ClpP, the proteolytic component of the ATP-dependent ClpAP and ClpXP chaperone/protease complexes, has 14 identical subunits organized in two stacked heptameric rings. The active sites are in an interior aqueous chamber accessible through axial channels. We have determined a 1.9 A crystal structure of Escherichia coli ClpP with benzyloxycarbonyl-leucyltyrosine chloromethyl ketone (Z-LY-CMK) bound at each active site. The complex mimics a tetrahedral intermediate during peptide cleavage, with the inhibitor covalently linked to the active site residues, Ser97 and His122. Binding is further stabilized by six hydrogen bonds between backbone atoms of the peptide and ClpP as well as by hydrophobic binding of the phenolic ring of tyrosine in the S1 pocket. The peptide portion of Z-LY-CMK displaces three water molecules in the native enzyme resulting in little change in the conformation of the peptide binding groove. The heptameric rings of ClpP-CMK are slightly more compact than in native ClpP, but overall structural changes were minimal (rmsd approximately 0.5 A). The side chain of Ser97 is rotated approximately 90 degrees in forming the covalent adduct with Z-LY-CMK, indicating that rearrangement of the active site residues to a active configuration occurs upon substrate binding. The N-terminal peptide of ClpP-CMK is stabilized in a beta-hairpin conformation with the proximal N-terminal residues lining the axial channel and the loop extending beyond the apical surface of the heptameric ring. The lack of major substrate-induced conformational changes suggests that changes in ClpP structure needed to facilitate substrate entry or product release must be limited to rigid body motions affecting subunit packing or contacts between ClpP rings.

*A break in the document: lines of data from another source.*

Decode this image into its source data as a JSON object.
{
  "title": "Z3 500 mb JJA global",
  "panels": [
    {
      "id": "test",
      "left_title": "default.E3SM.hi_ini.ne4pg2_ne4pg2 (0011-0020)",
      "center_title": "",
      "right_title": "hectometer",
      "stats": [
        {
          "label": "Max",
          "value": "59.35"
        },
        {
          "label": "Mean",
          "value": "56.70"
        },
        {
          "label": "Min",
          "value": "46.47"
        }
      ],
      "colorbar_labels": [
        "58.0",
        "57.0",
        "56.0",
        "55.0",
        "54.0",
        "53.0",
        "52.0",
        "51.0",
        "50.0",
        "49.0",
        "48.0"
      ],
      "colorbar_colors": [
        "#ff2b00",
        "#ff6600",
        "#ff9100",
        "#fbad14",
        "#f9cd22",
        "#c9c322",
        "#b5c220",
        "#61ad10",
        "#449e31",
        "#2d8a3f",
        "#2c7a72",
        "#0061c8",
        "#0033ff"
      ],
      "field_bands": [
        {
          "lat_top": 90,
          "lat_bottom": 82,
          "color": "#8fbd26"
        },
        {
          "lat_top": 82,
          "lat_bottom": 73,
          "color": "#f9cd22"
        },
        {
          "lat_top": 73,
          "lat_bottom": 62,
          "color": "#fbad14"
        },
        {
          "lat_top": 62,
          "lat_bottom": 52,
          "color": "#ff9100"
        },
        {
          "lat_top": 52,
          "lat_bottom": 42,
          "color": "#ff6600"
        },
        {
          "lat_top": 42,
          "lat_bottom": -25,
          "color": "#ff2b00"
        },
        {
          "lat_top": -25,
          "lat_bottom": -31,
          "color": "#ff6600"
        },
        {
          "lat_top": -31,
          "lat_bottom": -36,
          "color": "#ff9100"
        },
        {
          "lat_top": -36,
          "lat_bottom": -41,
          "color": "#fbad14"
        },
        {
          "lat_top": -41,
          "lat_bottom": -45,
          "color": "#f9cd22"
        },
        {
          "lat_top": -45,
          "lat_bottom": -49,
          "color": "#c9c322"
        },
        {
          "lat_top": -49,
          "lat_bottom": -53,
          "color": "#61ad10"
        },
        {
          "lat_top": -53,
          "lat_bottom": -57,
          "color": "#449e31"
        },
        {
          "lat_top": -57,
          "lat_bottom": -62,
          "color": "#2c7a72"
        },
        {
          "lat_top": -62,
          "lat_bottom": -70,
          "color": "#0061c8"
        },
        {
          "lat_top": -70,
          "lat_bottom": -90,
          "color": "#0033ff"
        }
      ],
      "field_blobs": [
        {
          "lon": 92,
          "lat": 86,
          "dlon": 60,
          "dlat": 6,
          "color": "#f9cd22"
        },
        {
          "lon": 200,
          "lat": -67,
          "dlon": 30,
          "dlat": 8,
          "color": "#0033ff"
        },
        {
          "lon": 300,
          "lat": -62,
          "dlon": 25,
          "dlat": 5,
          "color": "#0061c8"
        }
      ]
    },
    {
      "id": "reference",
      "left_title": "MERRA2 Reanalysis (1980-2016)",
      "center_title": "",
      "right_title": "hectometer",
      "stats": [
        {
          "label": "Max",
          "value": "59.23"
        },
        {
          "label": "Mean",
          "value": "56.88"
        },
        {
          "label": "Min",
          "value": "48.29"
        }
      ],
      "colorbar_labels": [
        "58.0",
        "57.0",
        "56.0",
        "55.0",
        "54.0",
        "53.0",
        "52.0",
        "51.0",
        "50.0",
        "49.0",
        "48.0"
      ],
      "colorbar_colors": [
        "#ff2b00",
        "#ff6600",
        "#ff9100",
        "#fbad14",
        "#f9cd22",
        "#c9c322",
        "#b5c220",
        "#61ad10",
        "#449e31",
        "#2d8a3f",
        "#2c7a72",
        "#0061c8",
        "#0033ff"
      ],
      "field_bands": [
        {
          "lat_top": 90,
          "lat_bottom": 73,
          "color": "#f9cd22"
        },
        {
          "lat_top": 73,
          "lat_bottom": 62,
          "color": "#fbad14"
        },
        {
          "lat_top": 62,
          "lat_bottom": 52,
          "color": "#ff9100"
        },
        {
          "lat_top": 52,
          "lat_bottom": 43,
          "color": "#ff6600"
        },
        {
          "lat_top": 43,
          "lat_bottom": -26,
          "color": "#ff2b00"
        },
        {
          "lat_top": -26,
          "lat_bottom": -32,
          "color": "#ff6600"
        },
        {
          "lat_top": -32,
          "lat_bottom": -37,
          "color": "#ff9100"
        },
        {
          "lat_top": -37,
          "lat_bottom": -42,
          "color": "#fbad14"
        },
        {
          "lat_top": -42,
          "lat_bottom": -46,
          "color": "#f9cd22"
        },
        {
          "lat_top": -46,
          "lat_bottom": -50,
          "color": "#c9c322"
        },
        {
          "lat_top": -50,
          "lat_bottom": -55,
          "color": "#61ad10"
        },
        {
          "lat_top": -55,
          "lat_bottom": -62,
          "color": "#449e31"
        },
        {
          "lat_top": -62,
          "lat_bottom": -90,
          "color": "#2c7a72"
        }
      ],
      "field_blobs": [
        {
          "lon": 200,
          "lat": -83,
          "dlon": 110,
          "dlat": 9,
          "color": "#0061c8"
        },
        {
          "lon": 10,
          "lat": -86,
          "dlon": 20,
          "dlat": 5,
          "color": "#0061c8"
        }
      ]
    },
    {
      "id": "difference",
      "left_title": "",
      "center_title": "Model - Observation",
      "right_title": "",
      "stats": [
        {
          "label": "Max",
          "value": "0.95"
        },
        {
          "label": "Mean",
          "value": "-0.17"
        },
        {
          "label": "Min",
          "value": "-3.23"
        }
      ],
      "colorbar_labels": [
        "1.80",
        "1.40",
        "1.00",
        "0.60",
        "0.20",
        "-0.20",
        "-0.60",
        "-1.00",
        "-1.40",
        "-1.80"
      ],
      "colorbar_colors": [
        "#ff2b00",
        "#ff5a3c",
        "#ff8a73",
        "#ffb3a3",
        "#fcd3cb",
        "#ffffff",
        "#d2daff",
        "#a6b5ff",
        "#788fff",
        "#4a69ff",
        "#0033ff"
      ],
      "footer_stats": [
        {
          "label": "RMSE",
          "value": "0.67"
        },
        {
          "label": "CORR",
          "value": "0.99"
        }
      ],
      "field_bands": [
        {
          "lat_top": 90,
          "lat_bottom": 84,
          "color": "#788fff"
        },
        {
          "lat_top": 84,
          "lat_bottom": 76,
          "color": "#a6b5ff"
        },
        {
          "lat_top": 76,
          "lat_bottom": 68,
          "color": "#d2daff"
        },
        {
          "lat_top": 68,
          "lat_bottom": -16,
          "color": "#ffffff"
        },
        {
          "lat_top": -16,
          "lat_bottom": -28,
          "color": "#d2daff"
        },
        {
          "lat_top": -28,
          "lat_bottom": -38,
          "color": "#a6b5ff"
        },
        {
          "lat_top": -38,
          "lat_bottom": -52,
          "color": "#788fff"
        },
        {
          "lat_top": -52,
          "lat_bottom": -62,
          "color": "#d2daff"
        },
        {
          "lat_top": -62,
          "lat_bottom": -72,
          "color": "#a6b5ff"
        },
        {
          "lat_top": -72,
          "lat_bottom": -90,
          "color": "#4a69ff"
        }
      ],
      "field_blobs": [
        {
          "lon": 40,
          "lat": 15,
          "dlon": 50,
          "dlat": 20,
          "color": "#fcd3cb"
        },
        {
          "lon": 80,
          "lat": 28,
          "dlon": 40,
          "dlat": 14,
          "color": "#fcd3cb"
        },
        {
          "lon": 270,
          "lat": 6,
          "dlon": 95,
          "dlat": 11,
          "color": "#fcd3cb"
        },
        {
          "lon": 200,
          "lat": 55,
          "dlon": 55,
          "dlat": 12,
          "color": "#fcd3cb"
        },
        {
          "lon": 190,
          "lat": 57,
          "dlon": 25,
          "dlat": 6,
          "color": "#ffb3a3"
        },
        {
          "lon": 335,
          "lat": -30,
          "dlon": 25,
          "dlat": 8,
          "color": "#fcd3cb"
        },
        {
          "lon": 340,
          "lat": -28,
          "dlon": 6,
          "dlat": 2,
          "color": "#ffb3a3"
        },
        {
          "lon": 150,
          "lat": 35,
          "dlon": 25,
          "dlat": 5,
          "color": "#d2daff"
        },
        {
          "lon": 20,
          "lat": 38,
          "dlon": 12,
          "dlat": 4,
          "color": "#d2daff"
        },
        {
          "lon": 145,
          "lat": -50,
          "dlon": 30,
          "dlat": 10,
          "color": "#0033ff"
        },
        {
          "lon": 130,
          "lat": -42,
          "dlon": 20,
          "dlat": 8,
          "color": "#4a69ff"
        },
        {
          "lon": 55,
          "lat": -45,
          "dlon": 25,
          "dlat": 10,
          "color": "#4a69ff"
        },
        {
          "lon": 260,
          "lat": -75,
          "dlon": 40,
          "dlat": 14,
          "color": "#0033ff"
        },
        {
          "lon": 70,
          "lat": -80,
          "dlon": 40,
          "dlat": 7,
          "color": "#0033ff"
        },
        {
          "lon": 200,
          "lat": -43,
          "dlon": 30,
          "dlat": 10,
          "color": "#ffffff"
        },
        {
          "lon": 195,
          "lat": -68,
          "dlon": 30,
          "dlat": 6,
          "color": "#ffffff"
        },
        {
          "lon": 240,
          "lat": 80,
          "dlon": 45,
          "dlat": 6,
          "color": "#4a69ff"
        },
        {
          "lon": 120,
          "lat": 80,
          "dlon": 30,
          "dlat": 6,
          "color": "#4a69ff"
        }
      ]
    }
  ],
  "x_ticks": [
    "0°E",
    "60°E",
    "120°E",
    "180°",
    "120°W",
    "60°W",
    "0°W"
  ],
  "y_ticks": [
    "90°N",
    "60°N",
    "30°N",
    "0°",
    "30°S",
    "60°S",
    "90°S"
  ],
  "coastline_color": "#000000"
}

The asymmetry in the mature amino-terminus of ClpP facilitates a local symmetry match in ClpAP and ClpXP complexes.

ClpP is a self-compartmentalized proteolytic assembly comprised of two, stacked, heptameric rings that, when associated with its cognate hexameric ATPase (ClpA or ClpX), form the ClpAP and ClpXP ATP-dependent protease, respectively. The symmetry mismatch is an absolute feature of this large energy-dependent protease and also of the proteasome, which shares a similar barrel-shaped architecture, but how it is accommodated within the complex has yet to be understood, despite recent structural investigations, due in part to the conformational lability of the N-termini. We present the structures of Escherichia coli ClpP to 1.9A and an inactive variant that provide some clues for how this might be achieved. In the wild type protein, the highly conserved N-terminal 20 residues can be grouped into two major structural classes. In the first, a loop formed by residues 10-15 protrudes out of the central access channel extending approximately 12-15A from the surface of the oligomer resulting in the closing of the access channel observed in one ring. Similar loops are implied to be exclusively observed in human ClpP and a variant of ClpP from Streptococcus pneumoniae. In the other ring, a second class of loop is visible in the structure of wt ClpP from E. coli that forms closer to residue 16 and faces toward the interior of the molecule creating an open conformation of the access channel. In both classes, residues 18-20 provide a conserved interaction surface. In the inactive variant, a third class of N-terminal conformation is observed, which arises from a conformational change in the position of F17. We have performed a detailed functional analysis on each of the first 20 amino acid residues of ClpP. Residues that extend beyond the plane of the molecule (10-15) have a lesser effect on ATPase interaction than those lining the pore (1-7 and 16-20). Based upon our structure-function analysis, we present a model to explain the widely disparate effects of individual residues on ClpP-ATPase complex formation and also a possible functional reason for this mismatch.